TOKYO -- Once you get off the plane in Tokyo and past customs and immigration, the wreckage is everywhere to be seen -- on television, at least. In the arrivals hall of Narita airport, on a huge flat screen high definition television, I watched scenes of the extraordinary devastation from coastal towns and villages as I waited for my bus ticket. My ordinary little TV screen in Shanghai, where I live, didn't do it justice. The stunning images from NHK, Japan's national broadcaster, of the northeastern coastal towns completely destroyed by the tsunami that devastated them, had everyone's attention. People -- Japanese and foreigners alike -- were quiet, watching.
The traffic into town on Monday, slightly before rush hour, was thin. Just three days after one of the biggest earthquakes in recorded history, a lot of people took to heart the government's admonishment to stay home. Though Tokyo was practically untouched by the magnitude 8.9 earthquake -- a function both of its distance from the epicenter and the fact that it's perhaps the most earthquake proof place in the world -- it's a city in mourning. And just three days after the fact, that's as it should be.
There are very few people in this country who are unaware that their fate is, to a greater degree than most others, tied to geology. In 1995 the earthquake in Kobe killed 6000 people, and it cost Japan about $100 billion to rebuild. I lived here then, and I don't remember anyone I interviewed who thought, well that's it, this will be the last one.
Quite the contrary. The Great Kanto quake of 1923 killed about 130,000 people in Tokyo. The Kobe quake, 6000. The geology since then hasn't changed; but Japan, as you'd expect, got much better at dealing with earthquakes, because everyone here knows damn well that they're coming. There was any number of instances, when I lived here, that I thought the "Big One" had come. I would dive under a desk, or jump up from bed and start to run outside, only to learn that what I thought was a "Big One'' was relatively minor in Tokyo.
How many have been killed in this quake and the tsunami that followed? No one knows yet, but given the size, it's going to be a LOT more than 6000. This will make the Kobe quake look like a blip on the Richter scale -- or pretty much any other scale. A Japanese friend I spoke to tonight knows that. The "official'' death toll now -- roughly 1800 -- is "a joke. Everyone knows this. It's going to be 10,000, or 20,000 or more. Who knows at this point?"

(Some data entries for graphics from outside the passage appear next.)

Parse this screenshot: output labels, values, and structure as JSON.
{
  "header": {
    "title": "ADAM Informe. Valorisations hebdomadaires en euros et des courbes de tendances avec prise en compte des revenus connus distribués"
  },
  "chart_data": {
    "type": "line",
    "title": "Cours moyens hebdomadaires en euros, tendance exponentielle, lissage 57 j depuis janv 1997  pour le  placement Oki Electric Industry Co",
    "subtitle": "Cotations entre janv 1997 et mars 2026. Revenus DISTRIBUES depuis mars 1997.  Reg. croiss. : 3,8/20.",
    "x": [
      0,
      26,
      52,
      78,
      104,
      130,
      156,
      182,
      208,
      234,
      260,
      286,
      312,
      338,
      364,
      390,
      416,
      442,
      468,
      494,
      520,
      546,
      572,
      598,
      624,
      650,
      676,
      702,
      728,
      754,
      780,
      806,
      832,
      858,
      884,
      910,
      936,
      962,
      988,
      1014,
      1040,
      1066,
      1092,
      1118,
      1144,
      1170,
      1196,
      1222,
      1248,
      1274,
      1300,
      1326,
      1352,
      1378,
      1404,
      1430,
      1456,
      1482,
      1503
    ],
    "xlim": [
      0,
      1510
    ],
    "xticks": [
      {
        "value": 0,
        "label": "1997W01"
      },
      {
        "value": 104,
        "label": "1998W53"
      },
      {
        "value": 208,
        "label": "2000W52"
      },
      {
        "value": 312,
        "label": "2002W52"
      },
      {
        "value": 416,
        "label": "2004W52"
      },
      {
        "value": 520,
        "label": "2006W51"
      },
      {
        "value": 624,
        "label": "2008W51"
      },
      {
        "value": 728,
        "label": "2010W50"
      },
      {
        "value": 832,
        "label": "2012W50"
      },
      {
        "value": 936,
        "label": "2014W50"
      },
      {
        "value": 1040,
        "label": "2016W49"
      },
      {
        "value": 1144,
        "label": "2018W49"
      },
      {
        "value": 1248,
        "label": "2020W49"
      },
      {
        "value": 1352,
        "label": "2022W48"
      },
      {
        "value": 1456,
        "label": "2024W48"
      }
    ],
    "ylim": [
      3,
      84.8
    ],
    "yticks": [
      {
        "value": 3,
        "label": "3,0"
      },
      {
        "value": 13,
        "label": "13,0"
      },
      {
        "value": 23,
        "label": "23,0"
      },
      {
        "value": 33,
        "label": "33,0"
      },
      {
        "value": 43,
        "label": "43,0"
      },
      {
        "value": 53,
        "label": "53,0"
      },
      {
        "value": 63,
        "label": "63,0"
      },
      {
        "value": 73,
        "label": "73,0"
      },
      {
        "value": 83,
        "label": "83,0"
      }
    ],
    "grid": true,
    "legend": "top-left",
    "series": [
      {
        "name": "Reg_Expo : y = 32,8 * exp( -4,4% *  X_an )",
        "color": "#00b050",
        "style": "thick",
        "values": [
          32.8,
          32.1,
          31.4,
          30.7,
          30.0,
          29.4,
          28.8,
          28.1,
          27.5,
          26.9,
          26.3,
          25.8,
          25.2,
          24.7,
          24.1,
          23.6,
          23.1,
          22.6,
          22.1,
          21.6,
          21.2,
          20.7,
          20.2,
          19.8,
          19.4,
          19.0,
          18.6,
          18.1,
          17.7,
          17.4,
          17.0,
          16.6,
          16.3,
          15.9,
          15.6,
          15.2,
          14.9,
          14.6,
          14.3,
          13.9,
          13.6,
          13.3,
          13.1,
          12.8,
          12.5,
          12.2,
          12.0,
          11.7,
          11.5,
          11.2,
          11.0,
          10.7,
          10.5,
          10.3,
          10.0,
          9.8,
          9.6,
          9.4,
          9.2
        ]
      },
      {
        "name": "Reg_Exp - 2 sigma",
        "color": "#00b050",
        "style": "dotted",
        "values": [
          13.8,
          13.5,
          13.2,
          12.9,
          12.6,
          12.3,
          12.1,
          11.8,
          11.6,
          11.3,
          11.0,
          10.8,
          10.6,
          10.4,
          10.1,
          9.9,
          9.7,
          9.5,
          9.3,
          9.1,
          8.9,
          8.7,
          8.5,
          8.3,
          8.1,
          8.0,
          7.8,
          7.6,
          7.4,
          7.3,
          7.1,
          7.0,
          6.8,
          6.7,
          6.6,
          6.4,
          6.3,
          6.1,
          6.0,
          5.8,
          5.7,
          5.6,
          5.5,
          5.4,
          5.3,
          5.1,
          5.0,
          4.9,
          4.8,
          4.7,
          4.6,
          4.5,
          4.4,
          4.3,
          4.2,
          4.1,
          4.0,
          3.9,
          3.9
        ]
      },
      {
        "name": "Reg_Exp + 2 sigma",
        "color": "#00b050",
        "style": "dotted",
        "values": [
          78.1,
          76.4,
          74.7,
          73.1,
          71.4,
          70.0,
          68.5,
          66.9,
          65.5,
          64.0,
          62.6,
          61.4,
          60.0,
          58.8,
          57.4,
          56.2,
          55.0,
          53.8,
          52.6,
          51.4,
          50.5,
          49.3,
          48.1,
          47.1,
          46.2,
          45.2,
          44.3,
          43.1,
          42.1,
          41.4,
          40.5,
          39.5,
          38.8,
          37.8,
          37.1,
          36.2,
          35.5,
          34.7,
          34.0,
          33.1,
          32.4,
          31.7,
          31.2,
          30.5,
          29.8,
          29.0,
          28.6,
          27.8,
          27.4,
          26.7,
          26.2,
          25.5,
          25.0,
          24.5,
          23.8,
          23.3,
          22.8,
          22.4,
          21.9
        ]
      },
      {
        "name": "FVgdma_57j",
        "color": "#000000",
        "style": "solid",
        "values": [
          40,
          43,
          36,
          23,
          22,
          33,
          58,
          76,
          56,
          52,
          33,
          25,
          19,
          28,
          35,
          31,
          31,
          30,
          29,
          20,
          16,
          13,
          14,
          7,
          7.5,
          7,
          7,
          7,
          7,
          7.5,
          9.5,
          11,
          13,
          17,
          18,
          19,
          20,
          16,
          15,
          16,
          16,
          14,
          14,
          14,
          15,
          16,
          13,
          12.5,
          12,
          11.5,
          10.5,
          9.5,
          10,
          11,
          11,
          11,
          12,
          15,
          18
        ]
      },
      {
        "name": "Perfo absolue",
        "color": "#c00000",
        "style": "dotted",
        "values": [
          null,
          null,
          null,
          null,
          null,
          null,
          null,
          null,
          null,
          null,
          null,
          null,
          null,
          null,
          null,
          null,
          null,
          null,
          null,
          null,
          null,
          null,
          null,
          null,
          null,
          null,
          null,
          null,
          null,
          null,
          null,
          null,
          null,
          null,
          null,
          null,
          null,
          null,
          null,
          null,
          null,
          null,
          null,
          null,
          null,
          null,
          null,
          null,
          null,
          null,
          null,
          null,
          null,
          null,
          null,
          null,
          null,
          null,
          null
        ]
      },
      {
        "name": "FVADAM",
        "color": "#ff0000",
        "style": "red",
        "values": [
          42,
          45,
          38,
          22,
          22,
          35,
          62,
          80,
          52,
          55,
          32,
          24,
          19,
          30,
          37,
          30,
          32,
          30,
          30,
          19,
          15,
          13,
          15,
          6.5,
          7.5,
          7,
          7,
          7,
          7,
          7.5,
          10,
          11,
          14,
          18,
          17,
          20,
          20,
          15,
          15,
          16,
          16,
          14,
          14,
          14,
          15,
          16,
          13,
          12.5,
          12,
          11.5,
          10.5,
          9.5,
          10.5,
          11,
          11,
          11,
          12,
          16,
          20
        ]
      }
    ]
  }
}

That its geology comes at a huge cost to Japan is obvious. It pays in blood and in treasure. The damage from this catastrophe will well exceed the $100 billion it cost to rebuild after Kobe. And Japan today is in far worse shape to cope with it. Its national debt already is roughly 200% of GDP -- second only to Zimbabwe, according to the CIA factbook. Prime Minster Naoto Kan -- his party weakened by scandal -- had been pushing for cuts in spending in order to try to avoid the fiscal abyss. But now his world has been upended. The Japanese government is going to spend huge sums on reconstruction -- it has no choice -- and whatever budget cuts that may come will be trivial by comparison.
I was going to say that what comes next is that Japanese central bank chief Masaaki Shirakawa will put on his Ben Bernanke mask, as if it were Halloween, and do his best "QE" (quantitative easing) imitation. But that already happened. Today. Shirakawa did his Bernanke imitation, because he had to: the Bank of Japan pumped 15 trillion yen ($183 billion) into money markets to assure financial stability amid a plunge in stocks and surge in credit risk. The BOJ chief told reporters today that cash injections will "continue as needed."
Markets around the world are already "discounting" the economic impact of the Great Tohoku earthquake, as they will continue to as the extent of the damage unfolds. In a Tokyo restaurant usually packed with bankers and traders, I had a quick, quiet dinner this evening with a guy I've known for a long time; a "quant'' who used to work for Morgan Stanley (MS, Fortune 500), and is now with a hedge fund. His wife's family is from Sendai, where the damage from the quake and tsunami are most pronounced. After two days of not hearing anything, they heard this morning that his sister-in-law and mother-in-law had both survived.
"Wouldn't have bet on that yesterday," he said. He knows his professional life will soon enough be about figuring out how best to trade a strengthening Yen and a weakening stock market. But not yet, he said. "Not tonight. Not for awhile."